Both Go and Sara share the same political drive of the elder Duterte to round up and eliminate all of their political rivals while beefing up the presence of the armed forces in the process.
Renato Reyes Jr., secretary general of the broad opposition umbrella group Bayan (People), said, “The Duterte-Marcos tandem is the gravest, most dangerous threat to the democratic aspirations of the Filipino people. It is intended to cover-up systemic plunder and legitimize gross human rights violations. We cannot let it succeed. We must do all we can to prevent this tandem-of-doom from happening. All democratic forces must come together and exert the greatest effort to prevent a Duterte dynasty or a Marcos restoration in Malacanang Palace.
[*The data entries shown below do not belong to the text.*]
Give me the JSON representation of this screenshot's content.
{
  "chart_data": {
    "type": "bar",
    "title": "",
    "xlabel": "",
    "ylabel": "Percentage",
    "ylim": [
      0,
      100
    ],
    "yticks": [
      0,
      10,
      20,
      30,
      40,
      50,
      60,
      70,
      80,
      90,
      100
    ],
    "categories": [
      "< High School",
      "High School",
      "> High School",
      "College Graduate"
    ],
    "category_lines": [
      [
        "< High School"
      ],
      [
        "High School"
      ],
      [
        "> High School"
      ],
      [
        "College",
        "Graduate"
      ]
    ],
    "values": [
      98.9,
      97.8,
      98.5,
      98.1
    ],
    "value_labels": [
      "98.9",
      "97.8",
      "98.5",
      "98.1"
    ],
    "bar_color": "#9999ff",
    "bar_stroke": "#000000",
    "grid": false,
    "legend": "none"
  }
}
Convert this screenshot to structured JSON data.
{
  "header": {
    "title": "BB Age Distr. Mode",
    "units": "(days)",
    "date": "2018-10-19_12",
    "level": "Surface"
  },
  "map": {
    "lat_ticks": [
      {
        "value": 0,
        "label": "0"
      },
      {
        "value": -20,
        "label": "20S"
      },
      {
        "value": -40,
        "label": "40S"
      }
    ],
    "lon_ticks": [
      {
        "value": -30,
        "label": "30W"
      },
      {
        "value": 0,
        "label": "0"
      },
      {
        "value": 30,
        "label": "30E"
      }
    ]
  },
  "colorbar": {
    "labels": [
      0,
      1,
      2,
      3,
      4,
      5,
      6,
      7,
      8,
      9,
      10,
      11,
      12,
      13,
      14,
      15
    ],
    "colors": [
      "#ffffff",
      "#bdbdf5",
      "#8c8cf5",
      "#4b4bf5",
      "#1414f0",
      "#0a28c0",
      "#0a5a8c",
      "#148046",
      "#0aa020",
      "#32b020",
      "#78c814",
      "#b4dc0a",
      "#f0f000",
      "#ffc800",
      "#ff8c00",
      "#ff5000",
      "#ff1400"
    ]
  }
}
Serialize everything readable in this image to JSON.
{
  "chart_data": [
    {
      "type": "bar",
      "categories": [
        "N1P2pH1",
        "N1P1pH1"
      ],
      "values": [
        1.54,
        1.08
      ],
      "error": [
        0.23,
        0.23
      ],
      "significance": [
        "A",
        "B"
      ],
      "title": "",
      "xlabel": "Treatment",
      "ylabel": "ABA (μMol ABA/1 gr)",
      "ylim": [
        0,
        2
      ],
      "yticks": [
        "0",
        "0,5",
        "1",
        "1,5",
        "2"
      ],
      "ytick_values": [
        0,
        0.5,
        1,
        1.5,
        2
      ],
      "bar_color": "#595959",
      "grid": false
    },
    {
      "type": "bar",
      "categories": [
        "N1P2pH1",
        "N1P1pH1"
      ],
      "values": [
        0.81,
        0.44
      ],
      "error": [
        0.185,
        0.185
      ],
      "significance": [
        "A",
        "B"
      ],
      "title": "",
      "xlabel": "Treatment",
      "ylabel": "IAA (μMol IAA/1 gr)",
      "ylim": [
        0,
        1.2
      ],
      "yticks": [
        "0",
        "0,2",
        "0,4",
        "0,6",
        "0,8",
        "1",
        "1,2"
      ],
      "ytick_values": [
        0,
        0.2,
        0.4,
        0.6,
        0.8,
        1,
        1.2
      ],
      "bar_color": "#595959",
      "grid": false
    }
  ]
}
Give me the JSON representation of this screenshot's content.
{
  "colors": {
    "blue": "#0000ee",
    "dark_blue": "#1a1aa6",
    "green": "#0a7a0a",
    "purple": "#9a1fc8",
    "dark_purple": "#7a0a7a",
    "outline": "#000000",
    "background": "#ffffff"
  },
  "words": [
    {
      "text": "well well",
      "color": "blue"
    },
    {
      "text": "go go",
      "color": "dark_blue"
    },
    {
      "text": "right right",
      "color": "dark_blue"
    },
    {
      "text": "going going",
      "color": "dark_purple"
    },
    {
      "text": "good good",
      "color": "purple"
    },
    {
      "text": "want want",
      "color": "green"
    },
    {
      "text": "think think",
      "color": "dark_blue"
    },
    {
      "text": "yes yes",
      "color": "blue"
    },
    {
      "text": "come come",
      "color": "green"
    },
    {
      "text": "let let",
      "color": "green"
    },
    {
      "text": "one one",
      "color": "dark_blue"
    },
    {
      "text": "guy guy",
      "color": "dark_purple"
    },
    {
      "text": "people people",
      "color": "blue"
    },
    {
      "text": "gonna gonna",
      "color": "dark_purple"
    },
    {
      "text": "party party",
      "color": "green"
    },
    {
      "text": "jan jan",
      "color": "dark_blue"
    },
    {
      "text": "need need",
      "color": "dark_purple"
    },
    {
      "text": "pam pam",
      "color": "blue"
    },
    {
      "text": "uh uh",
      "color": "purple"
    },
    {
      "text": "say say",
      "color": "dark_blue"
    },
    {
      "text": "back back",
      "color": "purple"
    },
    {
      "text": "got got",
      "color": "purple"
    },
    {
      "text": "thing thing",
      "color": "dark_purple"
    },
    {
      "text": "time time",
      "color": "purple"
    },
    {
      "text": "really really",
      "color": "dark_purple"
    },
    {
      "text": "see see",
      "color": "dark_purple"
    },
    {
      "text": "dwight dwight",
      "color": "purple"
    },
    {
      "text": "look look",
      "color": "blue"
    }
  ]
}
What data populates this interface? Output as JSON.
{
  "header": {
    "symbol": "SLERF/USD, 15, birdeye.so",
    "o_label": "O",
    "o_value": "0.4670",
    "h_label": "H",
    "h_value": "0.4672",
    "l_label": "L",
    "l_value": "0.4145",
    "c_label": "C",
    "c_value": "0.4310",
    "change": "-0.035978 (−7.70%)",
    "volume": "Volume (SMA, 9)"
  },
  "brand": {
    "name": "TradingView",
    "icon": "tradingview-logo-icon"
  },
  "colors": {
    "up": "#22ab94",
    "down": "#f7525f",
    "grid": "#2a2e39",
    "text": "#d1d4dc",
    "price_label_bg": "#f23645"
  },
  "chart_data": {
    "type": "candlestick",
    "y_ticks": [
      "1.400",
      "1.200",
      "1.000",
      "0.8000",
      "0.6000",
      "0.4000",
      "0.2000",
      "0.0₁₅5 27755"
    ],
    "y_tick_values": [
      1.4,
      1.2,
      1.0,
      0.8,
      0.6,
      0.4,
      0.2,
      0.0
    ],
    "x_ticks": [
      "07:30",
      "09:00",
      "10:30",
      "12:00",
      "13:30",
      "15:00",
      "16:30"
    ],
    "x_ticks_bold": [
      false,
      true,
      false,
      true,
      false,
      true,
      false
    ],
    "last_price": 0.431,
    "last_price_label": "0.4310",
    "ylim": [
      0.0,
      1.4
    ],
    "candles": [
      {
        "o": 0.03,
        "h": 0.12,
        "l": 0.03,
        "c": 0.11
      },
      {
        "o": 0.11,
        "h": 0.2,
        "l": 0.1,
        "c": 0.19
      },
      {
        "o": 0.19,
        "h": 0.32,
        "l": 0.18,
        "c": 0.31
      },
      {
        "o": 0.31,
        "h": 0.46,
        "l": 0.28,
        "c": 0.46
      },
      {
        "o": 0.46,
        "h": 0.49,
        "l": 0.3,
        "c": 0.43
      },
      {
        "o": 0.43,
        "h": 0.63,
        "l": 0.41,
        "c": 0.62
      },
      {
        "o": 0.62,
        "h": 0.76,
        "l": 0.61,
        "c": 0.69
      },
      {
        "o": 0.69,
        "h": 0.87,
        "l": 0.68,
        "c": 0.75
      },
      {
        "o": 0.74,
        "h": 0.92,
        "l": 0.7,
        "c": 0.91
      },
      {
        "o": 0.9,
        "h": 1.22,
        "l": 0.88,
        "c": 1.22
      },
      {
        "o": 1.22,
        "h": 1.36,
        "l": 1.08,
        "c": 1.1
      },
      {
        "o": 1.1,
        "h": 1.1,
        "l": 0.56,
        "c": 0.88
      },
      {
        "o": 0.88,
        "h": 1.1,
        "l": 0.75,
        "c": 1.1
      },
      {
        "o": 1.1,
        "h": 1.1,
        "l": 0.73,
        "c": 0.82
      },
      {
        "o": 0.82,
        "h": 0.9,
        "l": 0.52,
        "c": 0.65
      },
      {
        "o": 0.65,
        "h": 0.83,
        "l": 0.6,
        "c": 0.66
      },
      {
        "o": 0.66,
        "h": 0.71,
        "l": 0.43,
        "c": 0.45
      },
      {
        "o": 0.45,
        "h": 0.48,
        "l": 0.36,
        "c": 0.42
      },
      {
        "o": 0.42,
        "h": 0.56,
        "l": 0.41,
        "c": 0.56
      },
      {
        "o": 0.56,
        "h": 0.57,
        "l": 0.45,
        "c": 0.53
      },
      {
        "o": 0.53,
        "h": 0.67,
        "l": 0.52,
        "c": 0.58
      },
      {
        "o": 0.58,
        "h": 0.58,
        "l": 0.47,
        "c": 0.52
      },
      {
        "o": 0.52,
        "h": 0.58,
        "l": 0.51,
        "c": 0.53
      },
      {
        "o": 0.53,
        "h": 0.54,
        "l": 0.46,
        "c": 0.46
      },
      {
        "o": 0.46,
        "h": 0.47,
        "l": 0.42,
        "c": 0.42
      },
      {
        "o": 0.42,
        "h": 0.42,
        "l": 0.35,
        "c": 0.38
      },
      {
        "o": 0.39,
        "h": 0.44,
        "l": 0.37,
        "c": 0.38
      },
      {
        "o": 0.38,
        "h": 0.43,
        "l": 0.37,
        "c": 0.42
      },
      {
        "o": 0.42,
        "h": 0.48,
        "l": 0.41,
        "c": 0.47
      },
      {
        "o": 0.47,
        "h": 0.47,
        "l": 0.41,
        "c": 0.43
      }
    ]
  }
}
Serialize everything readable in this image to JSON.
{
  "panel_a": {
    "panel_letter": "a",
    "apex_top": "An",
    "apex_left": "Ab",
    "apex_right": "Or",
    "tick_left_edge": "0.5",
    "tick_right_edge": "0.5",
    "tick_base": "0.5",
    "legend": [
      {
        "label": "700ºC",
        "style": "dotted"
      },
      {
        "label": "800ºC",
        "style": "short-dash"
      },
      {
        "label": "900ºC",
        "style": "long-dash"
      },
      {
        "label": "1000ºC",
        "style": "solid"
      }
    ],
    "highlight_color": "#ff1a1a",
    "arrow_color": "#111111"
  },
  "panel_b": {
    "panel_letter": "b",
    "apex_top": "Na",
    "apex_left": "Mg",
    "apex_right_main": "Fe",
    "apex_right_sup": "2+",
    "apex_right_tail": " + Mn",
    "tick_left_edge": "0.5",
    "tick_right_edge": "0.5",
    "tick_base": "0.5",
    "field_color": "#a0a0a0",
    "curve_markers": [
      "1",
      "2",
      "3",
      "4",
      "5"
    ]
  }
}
This has become a matter of national survival.”
Whatever the combination, the prospect of both Bongbong and a Duterte-backed candidate making a dash to lord over the country for the next six years can have terrifying consequences for the Philippines. Either the state is thrust into an unwanted martial law throwback, or it faces more of the same creeping authoritarianism, which now isn’t far off from all-out state dominion.